Makini Brice won this year’s OPC Foundation’s Flora Lewis fellowship, which has been extended in the Reuters bureau in Dakar. She has also received a Reuters-National Association of Black Journalists fellowship which will continue her stay for up to an additional nine months.

It was around 4:00 p.m. on an otherwise uneventful day when the bureau chief strolled from his desk to inform the Reuters newsroom about a rumor circulating that the army was holding the president and government ministers hostage in Burkina Faso.

As we’d come to find out, it wasn’t just a rumor. For about a week, the citizens of Burkina Faso took to the streets to protest a coup d’état orchestrated by members of an elite army unit with close ties to the former president, Blaise Compaore, which the transitional government had planned to dismantle. Fears of a civil war were happily averted when coup leader Gilbert Diendere returned power to the interim president and – to my surprise – apologized for the putsch.

I’ve been at Reuters’ Dakar bureau since the beginning of June and I’ve learned a lot so far: the depth of the conflict in northern Mali; the number of coups in Guinea-Bissau; and the meaning of the word “putsch.” The bureau here covers 23 countries in western and central Africa, stretching from Mauritania to the Democratic Republic of Congo. It’s not uncommon to start a day in Conakry and end it 2,200 miles away in Brazzaville, especially during the recent unrest surrounding elections.

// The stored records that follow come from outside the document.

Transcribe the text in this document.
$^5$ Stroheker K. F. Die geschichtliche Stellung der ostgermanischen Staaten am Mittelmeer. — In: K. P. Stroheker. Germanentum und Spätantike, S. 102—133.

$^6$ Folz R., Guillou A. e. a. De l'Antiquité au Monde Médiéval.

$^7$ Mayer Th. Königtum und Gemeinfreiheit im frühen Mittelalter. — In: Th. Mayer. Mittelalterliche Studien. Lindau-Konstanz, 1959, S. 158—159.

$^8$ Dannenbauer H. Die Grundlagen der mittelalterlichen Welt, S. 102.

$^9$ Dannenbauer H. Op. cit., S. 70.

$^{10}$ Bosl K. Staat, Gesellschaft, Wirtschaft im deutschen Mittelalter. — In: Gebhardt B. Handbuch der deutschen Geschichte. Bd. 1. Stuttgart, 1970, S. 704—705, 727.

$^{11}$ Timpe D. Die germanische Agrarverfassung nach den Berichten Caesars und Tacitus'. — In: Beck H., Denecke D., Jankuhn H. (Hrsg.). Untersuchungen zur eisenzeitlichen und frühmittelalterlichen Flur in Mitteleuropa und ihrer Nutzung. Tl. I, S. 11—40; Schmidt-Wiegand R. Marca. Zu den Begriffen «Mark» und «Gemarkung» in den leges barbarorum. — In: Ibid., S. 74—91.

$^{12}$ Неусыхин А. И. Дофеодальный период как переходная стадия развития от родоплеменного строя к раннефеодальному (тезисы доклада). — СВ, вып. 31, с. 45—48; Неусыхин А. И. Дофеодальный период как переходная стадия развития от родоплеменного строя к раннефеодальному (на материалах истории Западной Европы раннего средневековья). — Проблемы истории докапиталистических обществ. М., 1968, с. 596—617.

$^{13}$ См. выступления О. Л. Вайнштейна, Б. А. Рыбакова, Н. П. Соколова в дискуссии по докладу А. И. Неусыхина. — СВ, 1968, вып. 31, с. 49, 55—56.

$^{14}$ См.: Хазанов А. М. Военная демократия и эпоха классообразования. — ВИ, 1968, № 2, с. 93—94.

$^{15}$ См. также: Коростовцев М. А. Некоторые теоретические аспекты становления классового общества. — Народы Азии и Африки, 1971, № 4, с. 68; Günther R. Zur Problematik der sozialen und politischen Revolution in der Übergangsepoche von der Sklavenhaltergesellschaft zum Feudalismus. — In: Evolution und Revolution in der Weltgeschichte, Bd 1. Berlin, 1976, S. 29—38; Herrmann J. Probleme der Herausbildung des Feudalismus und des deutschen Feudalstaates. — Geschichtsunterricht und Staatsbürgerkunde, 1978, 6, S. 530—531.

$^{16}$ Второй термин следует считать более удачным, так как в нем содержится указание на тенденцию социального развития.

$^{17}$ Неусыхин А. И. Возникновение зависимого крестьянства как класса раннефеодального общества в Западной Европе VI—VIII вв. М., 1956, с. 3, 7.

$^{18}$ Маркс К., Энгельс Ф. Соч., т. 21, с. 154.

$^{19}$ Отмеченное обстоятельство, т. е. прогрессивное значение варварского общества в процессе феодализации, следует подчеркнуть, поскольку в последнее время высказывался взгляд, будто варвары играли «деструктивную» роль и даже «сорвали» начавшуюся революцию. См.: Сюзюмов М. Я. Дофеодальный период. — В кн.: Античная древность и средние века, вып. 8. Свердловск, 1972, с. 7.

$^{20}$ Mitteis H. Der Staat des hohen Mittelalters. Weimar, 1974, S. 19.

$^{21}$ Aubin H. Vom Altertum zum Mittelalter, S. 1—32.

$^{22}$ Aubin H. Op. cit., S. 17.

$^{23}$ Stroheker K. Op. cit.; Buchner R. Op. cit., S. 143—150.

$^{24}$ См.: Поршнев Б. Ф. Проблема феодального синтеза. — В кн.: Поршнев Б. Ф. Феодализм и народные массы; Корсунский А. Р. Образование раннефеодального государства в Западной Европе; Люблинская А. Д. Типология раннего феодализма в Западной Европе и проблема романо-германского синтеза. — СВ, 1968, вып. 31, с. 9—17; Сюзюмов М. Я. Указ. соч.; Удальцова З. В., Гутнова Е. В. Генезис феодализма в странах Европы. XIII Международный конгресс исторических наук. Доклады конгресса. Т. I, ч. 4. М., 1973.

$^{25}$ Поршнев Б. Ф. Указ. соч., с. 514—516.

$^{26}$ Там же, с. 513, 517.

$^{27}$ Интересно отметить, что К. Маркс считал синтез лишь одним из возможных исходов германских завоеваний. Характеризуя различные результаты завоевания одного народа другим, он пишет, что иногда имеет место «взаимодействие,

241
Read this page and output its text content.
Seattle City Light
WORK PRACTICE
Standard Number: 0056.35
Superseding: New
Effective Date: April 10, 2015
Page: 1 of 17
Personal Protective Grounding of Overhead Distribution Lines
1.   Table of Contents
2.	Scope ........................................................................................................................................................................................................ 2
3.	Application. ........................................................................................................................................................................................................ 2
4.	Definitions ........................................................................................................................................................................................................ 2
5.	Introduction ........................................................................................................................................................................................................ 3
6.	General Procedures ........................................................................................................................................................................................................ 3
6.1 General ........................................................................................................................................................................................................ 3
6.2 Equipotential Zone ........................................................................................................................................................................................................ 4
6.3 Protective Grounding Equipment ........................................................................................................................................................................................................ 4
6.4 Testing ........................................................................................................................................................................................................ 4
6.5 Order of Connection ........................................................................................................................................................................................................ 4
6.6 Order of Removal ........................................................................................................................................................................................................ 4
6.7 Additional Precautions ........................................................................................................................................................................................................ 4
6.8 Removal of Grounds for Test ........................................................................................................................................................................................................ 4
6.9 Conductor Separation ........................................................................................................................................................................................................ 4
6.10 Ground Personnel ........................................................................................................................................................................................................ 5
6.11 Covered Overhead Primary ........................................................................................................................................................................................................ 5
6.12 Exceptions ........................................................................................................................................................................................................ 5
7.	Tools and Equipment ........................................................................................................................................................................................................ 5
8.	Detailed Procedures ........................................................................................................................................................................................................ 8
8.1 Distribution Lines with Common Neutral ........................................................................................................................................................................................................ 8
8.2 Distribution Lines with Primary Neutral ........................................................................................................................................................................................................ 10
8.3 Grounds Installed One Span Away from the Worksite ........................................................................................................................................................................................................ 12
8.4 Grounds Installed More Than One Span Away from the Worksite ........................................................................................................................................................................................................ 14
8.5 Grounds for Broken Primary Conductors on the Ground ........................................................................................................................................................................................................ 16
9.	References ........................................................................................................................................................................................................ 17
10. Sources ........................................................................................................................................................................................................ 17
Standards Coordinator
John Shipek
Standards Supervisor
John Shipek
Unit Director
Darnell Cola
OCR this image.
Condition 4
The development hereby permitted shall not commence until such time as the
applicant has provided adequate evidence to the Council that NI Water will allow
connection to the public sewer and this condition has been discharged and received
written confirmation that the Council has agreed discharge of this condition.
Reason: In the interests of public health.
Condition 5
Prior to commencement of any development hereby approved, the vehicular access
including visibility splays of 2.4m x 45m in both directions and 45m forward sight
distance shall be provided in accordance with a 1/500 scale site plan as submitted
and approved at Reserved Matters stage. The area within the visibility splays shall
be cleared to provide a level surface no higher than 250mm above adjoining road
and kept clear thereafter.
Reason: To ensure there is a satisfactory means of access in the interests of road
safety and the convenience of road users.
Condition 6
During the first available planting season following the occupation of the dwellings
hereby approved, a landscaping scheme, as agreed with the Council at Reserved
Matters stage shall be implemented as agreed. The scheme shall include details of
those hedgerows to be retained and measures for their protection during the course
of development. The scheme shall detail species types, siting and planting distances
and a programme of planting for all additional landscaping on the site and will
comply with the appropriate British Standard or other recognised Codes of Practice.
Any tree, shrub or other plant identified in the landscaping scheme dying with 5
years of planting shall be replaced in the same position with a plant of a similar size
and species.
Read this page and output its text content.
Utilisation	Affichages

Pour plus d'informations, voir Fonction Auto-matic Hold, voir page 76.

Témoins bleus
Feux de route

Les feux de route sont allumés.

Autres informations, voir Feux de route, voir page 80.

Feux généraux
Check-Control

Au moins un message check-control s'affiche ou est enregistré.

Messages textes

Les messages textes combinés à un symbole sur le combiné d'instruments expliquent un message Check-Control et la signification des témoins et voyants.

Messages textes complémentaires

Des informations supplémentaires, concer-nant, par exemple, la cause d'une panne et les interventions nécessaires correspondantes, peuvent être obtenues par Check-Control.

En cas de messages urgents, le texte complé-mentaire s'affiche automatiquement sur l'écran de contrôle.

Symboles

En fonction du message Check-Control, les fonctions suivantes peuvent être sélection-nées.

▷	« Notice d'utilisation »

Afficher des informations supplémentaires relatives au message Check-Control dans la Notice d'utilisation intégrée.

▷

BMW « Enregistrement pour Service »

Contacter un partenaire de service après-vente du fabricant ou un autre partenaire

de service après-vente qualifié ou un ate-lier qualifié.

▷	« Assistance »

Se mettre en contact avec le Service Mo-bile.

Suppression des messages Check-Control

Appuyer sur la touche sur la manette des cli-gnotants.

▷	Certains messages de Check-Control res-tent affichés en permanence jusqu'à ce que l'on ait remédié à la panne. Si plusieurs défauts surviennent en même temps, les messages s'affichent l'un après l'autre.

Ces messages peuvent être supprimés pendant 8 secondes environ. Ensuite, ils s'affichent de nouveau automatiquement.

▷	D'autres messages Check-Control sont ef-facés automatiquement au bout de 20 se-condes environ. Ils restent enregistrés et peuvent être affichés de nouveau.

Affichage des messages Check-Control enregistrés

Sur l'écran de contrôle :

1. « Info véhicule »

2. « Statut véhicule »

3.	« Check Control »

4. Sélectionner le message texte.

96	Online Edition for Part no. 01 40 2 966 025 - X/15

Before coming to the region, I had studied Journalism and French Studies, with an interest in Francophone Africa. Of course, all my knowledge of the region before stepping foot in Dakar was mainly comprised of research papers written by historians and sociologists and whatever information about sub-Saharan Africa that filtered through to New York. Despite my best preparations before my departure, I certainly could not tell you much about countries like São Tomé and Príncipe and Togo. And although I had freelanced throughout school and used the Reuters wire at the newsroom where I worked before graduate school, I certainly wasn’t a master of Reuters style.

On my first day, my head swirled with the new information, and I didn’t end up finishing work until late in the evening, when I completed a draft of a story about an attack on the Red Cross in an area of Guinea still struggling with Ebola, prompting fears of the disease’s spread across the border to Guinea-Bissau.

Perhaps the greatest lesson that Dakar has taught me though has been one about patience. As someone who had never lived in a majority-Muslim nation before, when I first arrived, I was slightly thrown by the frequent inshallahs (“God willing”) that peppered people’s conversations: “I will see you tomorrow, inshallah”. At the time, I resented the implication that I had so little control over my own destiny. By November, after having waited for hours for the beginnings of press conferences and interviews (once for a full day), begged taxi drivers to drive to the suburbs for accompanying photos and waded through urban floods, I have come to accept that sometimes fate does not reside in my hands.

Tomorrow I’ll have something new to learn, I’m sure. Inshallah.